Et s'ils ignoraient tant de choses, c'était probablement parce que Draco ne parlait jamais. Il taisait chaque sentiment qui le traversait, de peur de n'être après ça plus jamais vu que comme l'assassin qui avait réagi trop tard.

Au début, il avait tenté de répondre. Quand les Gryffondor s'amusaient à tenter de corrompre chaque maison, essayant de réunir le plus de personnes possibles pour se liguer contre le garçon, il avait réagi. Il n'aurait pas dû. Un Malfoy ne s'expliquait jamais, il avait enfin compris pourquoi. Lorsqu'il avait exprimé ne pas avoir eu le choix, ils lui avait ri au nez.

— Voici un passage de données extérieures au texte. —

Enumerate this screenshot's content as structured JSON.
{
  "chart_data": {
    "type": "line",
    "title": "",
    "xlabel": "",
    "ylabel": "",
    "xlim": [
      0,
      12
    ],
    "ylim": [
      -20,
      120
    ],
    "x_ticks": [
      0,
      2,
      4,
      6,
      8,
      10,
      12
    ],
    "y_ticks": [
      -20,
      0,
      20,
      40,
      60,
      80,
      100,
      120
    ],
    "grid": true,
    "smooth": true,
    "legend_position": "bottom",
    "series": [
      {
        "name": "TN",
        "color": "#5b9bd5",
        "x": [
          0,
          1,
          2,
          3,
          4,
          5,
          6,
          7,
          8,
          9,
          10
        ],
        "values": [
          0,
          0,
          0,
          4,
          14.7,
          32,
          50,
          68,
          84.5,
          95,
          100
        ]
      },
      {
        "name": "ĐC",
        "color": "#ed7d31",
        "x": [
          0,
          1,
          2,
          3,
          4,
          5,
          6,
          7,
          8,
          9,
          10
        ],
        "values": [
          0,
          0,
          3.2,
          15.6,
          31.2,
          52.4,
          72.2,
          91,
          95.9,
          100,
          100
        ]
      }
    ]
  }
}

« On a toujours le choix. »

Peut-être avaient-ils raison, nous avions toujours le choix.

Draco avait alors pris la décision d'accepter d'être vu comme le mangemort qui n'avait pas eu la peine qu'il méritait, et avait cessé de se défendre. Voilà pourquoi ils ignoraient, ils ne lui avait pas laissé l'occasion de parler. Désormais, lorsque Draco passait devant l'un d'eux, il gardait la tête droite, le regard fixe.

Plus jamais il n'avait baissé la tête.

Mais si quelqu'un l'avait regardé comme il fallait, il aurait aperçu la douleur qui régnait dans son regard.

C'était au-delà de tout sentiment, au-delà des larmes et au-delà des remords. C'était une plaie béante, un gouffre sans fin, ses yeux reflétaient la noirceur de son cœur, celle de son âme, brisée de n'avoir jamais trouvé l'occasion de se repentir.

*

Cet OS, contrairement à tous les autres, ne parlait pas d'amour. Il était plus personnel que ça, j'espère que vous apprécierez cette partie de moi, qui n'écrit pas toujours que de la fiction. Laissez une seconde chance. Parfois, ça sauve des vies.